Source code for mayatools.binary

"""This packages provides classes for reading and writing Maya's IFF_
inspired :ref:`binary file format <binary_anatomy>`.

.. _IFF: http://en.wikipedia.org/wiki/Interchange_File_Format

"""

import array
import functools
import itertools
import struct
import string


_is_printable = set(string.printable).difference(string.whitespace).__contains__


[docs]class Encoder(object):

    """The base class for encoding/decoding packed data to/from native types."""

[docs]    def split(self, encoded, size_hint):
        """Return an iterator over a split version of the encoded data.

        :param str encoded: The packed data to split.
        :param int size_hint: The suggested split size. Feel free to ignore
            this if your data has an implicit size of its own.

        """
        for i in xrange(0, len(encoded), size_hint):
            yield encoded[i:i + size_hint]

[docs]    def repr_chunk(self, chunk):
        """Create string representation of a chunk returned from :meth:`split`."""
        return ''.join(c if _is_printable(c) else '.' for c in chunk)

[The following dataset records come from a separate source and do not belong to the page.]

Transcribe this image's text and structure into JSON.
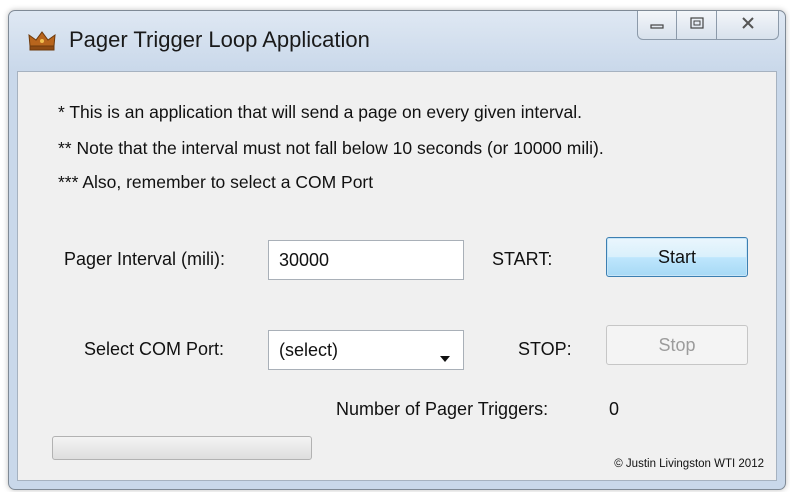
{
  "window": {
    "title": "Pager Trigger Loop Application"
  },
  "notes": [
    "* This is an application that will send a page on every given interval.",
    "** Note that the interval must not fall below 10 seconds (or 10000 mili).",
    "*** Also, remember to select a COM Port"
  ],
  "interval": {
    "label": "Pager Interval (mili):",
    "value": "30000"
  },
  "com_port": {
    "label": "Select COM Port:",
    "selected": "(select)"
  },
  "start": {
    "label": "START:",
    "button": "Start"
  },
  "stop": {
    "label": "STOP:",
    "button": "Stop"
  },
  "triggers": {
    "label": "Number of Pager Triggers:",
    "count": "0"
  },
  "progress": {
    "percent": 0
  },
  "copyright": "© Justin Livingston WTI 2012",
  "icons": {
    "app": "crown-icon",
    "minimize": "minimize-icon",
    "maximize": "maximize-icon",
    "close": "close-icon",
    "dropdown": "chevron-down-icon"
  },
  "colors": {
    "start_button_border": "#3c7fb1",
    "disabled_text": "#9c9c9c",
    "progress_fill": "#37b31e"
  }
}
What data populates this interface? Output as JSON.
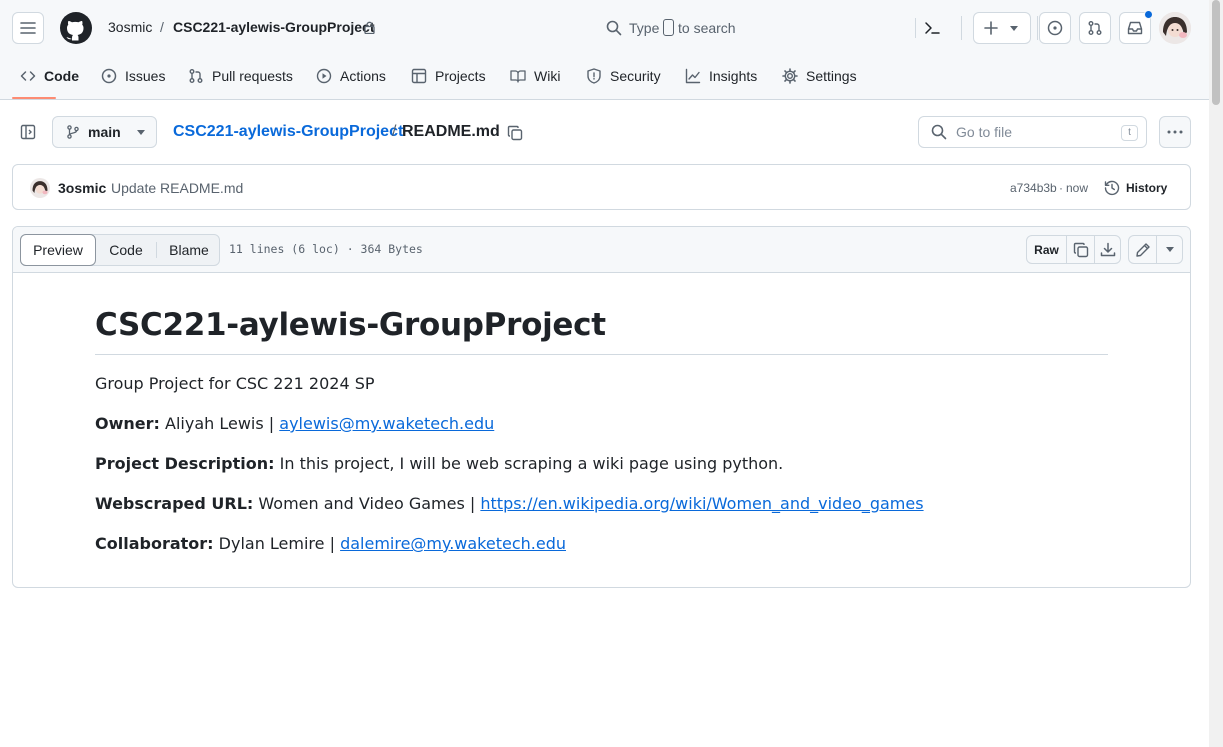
{
  "header": {
    "owner": "3osmic",
    "separator": "/",
    "repo": "CSC221-aylewis-GroupProject",
    "search_type": "Type",
    "search_key": "/",
    "search_rest": "to search"
  },
  "tabs": [
    {
      "label": "Code",
      "icon": "code-icon"
    },
    {
      "label": "Issues",
      "icon": "issue-icon"
    },
    {
      "label": "Pull requests",
      "icon": "pull-request-icon"
    },
    {
      "label": "Actions",
      "icon": "play-icon"
    },
    {
      "label": "Projects",
      "icon": "table-icon"
    },
    {
      "label": "Wiki",
      "icon": "book-icon"
    },
    {
      "label": "Security",
      "icon": "shield-icon"
    },
    {
      "label": "Insights",
      "icon": "graph-icon"
    },
    {
      "label": "Settings",
      "icon": "gear-icon"
    }
  ],
  "file_bar": {
    "branch": "main",
    "repo_link": "CSC221-aylewis-GroupProject",
    "separator": "/",
    "file_name": "README.md",
    "goto_placeholder": "Go to file",
    "goto_key": "t"
  },
  "commit": {
    "author": "3osmic",
    "message": "Update README.md",
    "sha": "a734b3b",
    "dot": "·",
    "time": "now",
    "history_label": "History"
  },
  "viewer": {
    "tabs": [
      "Preview",
      "Code",
      "Blame"
    ],
    "stats": "11 lines (6 loc) · 364 Bytes",
    "raw_label": "Raw"
  },
  "readme": {
    "title": "CSC221-aylewis-GroupProject",
    "subtitle": "Group Project for CSC 221 2024 SP",
    "owner_label": "Owner:",
    "owner_value": "Aliyah Lewis |",
    "owner_email": "aylewis@my.waketech.edu",
    "desc_label": "Project Description:",
    "desc_value": "In this project, I will be web scraping a wiki page using python.",
    "url_label": "Webscraped URL:",
    "url_value": "Women and Video Games |",
    "url_link": "https://en.wikipedia.org/wiki/Women_and_video_games",
    "collab_label": "Collaborator:",
    "collab_value": "Dylan Lemire |",
    "collab_email": "dalemire@my.waketech.edu"
  },
  "colors": {
    "accent": "#0969da",
    "tab_underline": "#fd8c73",
    "border": "#d1d9e0",
    "header_bg": "#f6f8fa"
  }
}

class StructEncoder(Encoder):

    def __init__(self, format_char):
        self.format_char = format_char
        self.size = struct.Struct('>' + format_char).size

    def split(self, encoded, size_hint):
        size_hint = size_hint - (size_hint % self.size)
        return super(StructEncoder, self).split(encoded, size_hint)

    def unpack(self, encoded):
        count, rem = divmod(len(encoded), self.size)
        if rem:
            raise ValueError('encoded length %d is not multiple of %d; %d remains' % (len(encoded), self.size, rem))
        return struct.unpack('>%d%s' % (count, self.format_char), encoded)

    def repr_chunk(self, encoded):
        return ' '.join(repr(x) for x in self.unpack(encoded))


class StringEncoder(Encoder):

    def split(self, encoded, size_hint):
        return encoded.rstrip('\0').split('\0')

    def repr_chunk(self, chunk):
        return repr(chunk)


# Map encoding names to the object which exposes the Encoder interface.
encoders = {}


[docs]def register_encoder(names, encoder=None):
    """Register an :class:`Encoder` for the given type names.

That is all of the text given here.